In 1528 Cabot bumped into another expedition from Spain under Diego García (commander of a ship from the Solís expedition). Both Cabot and García had plans set to sail for the Moluccas but changed their courses, influenced by tales about an “enchanted City of the Caesars”, which later on prompted many more explorations and conquests in Argentina. While Cabot was making preparations to search for the fabled city, a shock attack by Indigenous people in September 1529 destroyed his Sancti Spíritus base.
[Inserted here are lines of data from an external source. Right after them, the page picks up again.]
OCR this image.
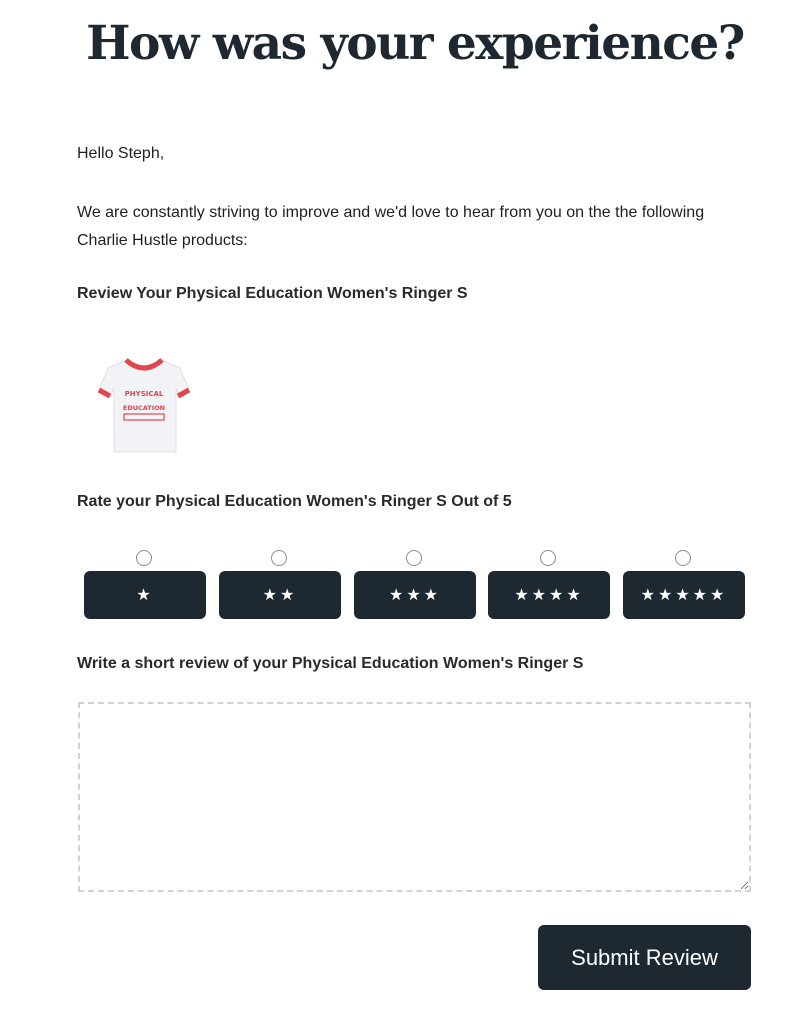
How was your experience?
Hello Steph,
We are constantly striving to improve and we'd love to hear from you on the the following Charlie Hustle products:
Review Your Physical Education Women's Ringer S
PHYSICAL
EDUCATION
Rate your Physical Education Women's Ringer S Out of 5
★	★★	★★★	★★★★	★★★★★
Write a short review of your Physical Education Women's Ringer S
Submit Review
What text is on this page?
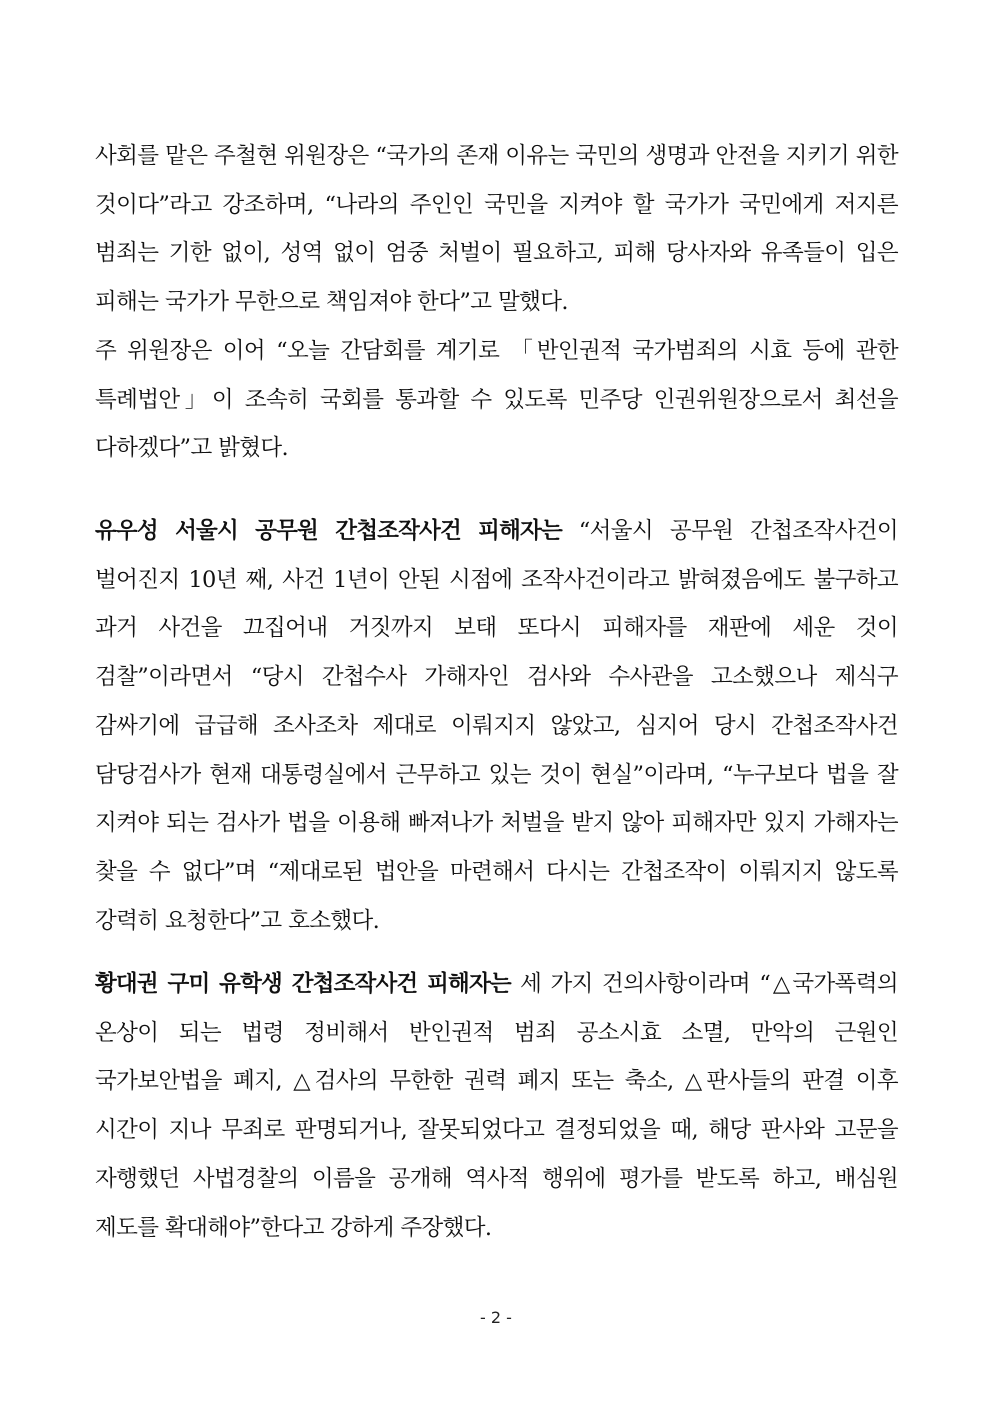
사회를 맡은 주철현 위원장은 “국가의 존재 이유는 국민의 생명과 안전을 지키기 위한 것이다”라고 강조하며, “나라의 주인인 국민을 지켜야 할 국가가 국민에게 저지른 범죄는 기한 없이, 성역 없이 엄중 처벌이 필요하고, 피해 당사자와 유족들이 입은 피해는 국가가 무한으로 책임져야 한다”고 말했다.

주 위원장은 이어 “오늘 간담회를 계기로 「반인권적 국가범죄의 시효 등에 관한 특례법안」이 조속히 국회를 통과할 수 있도록 민주당 인권위원장으로서 최선을 다하겠다”고 밝혔다.

유우성 서울시 공무원 간첩조작사건 피해자는 “서울시 공무원 간첩조작사건이 벌어진지 10년 째, 사건 1년이 안된 시점에 조작사건이라고 밝혀졌음에도 불구하고 과거 사건을 끄집어내 거짓까지 보태 또다시 피해자를 재판에 세운 것이 검찰”이라면서 “당시 간첩수사 가해자인 검사와 수사관을 고소했으나 제식구 감싸기에 급급해 조사조차 제대로 이뤄지지 않았고, 심지어 당시 간첩조작사건 담당검사가 현재 대통령실에서 근무하고 있는 것이 현실”이라며, “누구보다 법을 잘 지켜야 되는 검사가 법을 이용해 빠져나가 처벌을 받지 않아 피해자만 있지 가해자는 찾을 수 없다”며 “제대로된 법안을 마련해서 다시는 간첩조작이 이뤄지지 않도록 강력히 요청한다”고 호소했다.

황대권 구미 유학생 간첩조작사건 피해자는 세 가지 건의사항이라며 “△국가폭력의 온상이 되는 법령 정비해서 반인권적 범죄 공소시효 소멸, 만악의 근원인 국가보안법을 폐지, △검사의 무한한 권력 폐지 또는 축소, △판사들의 판결 이후 시간이 지나 무죄로 판명되거나, 잘못되었다고 결정되었을 때, 해당 판사와 고문을 자행했던 사법경찰의 이름을 공개해 역사적 행위에 평가를 받도록 하고, 배심원 제도를 확대해야”한다고 강하게 주장했다.

- 2 -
Enthused by the conquest of Peru and the threat from Portugal’s mounting power in Brazil, Spain in 1535 sent a Pedro de Mendoza led expedition to settle the country. Mendoza initially succeeded in founding Santa María del Buen Aire, or Buenos Aires (1536), but acute shortage of food proved fatal. Mendoza, rendered hopeless by attacks by Indigenous people and mortally ill, sailed for Spain in 1537; he died on the way.

In the same year, a party from Buenos Aires led collectively by Juan de Ayolas and Domingo Martínez de Irala, lieutenants of Mendoza, moved a thousand miles up the Plata and Paraguay rivers. Although Ayolas got lost while on an exploring expedition, Irala founded Asunción (now in Paraguay). In the year 1541, the few remaining Buenos Aires inhabitants abandoned it and moved to Asunción. In the next half century Asunción played a key role in the conquest and settlement of northern Argentina. The main populace of Argentina was concentrated there until the late 18th century.